Obama heralds embassy deal
President urges lifting of U.S-Cuba trade embargo
WASHINGTON — In a milestone accord, President Barack Obama and Cuban President Raul Castro agreed Wednesday to swiftly re-establish diplomatic relations and reopen embassies in each other’s capitals, finally ending the half-century diplomatic freeze between the two Cold War adversaries.
Standing in a sunny Rose Garden, Obama said many Americans and Cubans were making a “choice between the future and the past” and urged critics in Congress to do the same by lifting the decades-old U.S. trade embargo.
“Americans and Cubans alike are ready to move forward,” he said. “I believe it’s time for Congress to do the same.”
Restoring relations with Cuba after a 54-year rupture fulfills a major foreign policy goal for Obama, who called for improving ties when he first ran for the White House in 2008. It also removes one of the last vestiges of the Cold War more than a quarter of a century after it ended, although the U.S. economic embargo on Cuba remains in effect.

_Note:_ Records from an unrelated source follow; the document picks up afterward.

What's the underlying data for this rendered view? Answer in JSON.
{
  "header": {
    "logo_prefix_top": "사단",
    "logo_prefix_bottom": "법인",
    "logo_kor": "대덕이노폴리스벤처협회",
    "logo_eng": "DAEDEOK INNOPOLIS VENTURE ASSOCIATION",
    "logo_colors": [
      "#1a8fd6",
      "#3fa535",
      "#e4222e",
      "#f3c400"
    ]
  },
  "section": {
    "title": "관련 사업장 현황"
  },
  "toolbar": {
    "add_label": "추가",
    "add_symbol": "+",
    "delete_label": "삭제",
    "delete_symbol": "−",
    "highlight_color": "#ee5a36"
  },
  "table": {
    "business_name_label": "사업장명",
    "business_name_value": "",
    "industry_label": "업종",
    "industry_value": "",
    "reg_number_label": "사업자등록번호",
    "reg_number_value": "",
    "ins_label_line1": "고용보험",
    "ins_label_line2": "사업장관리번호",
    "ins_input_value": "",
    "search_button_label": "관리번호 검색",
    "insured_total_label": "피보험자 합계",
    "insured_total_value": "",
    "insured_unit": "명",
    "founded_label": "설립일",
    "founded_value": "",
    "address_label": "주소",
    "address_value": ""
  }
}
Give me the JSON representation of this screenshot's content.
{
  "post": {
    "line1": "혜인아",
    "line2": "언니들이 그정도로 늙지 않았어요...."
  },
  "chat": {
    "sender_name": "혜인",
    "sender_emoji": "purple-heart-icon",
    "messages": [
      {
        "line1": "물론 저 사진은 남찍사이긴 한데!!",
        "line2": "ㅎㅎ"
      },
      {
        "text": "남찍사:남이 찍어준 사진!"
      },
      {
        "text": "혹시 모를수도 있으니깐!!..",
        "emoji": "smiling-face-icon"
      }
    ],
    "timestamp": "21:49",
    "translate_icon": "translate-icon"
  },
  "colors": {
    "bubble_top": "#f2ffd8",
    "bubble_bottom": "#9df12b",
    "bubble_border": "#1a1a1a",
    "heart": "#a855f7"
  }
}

Obama and Castro traded letters confirming plans to reopen permanent diplomatic missions on July 20. Both leaders wrote that they were “encouraged by the reciprocal intention to develop respectful and cooperative relations between our two peoples and governments.”
Secretary of State John F. Kerry said that he would join the opening ceremony in Havana and that he looked forward to “raising the Stars and Stripes” over the embassy, noting that no U.S. envoy of his rank has visited there since 1945.
“This step has been long overdue,” Kerry said in Vienna, where he is participating in nuclear talks with Iran. Aides said Obama also hopes to visit Cuba before he leaves office in 2017.
Cuban TV took the unusual step of broadcasting Obama’s Rose Garden remarks live. Local newspapers, which often wait for official government pronouncements, blasted front-page headlines about the embassy openings early Wednesday.
Cuba’s acting foreign minister, Marcelino Medina, met with Jeffrey DeLaurentis, head of the U.S. Interests Section, to formally exchange documents. Both countries have operated lower-level diplomatic missions since the 1970s, but without full diplomatic ties.
The State Department is expected to upgrade the Interests Section, part of a multistory seaside building that previously served as the U.S. Embassy, rather than move into a new building.
“This is not merely symbolic,” Obama said. “With this change, we will be able to substantially increase our contacts with the Cuban people. We’ll have more personnel at our embassy. And our diplomats will have the ability to engage more broadly across the island. That will include the Cuban government, civil society and ordinary Cubans who are reaching for a better life.”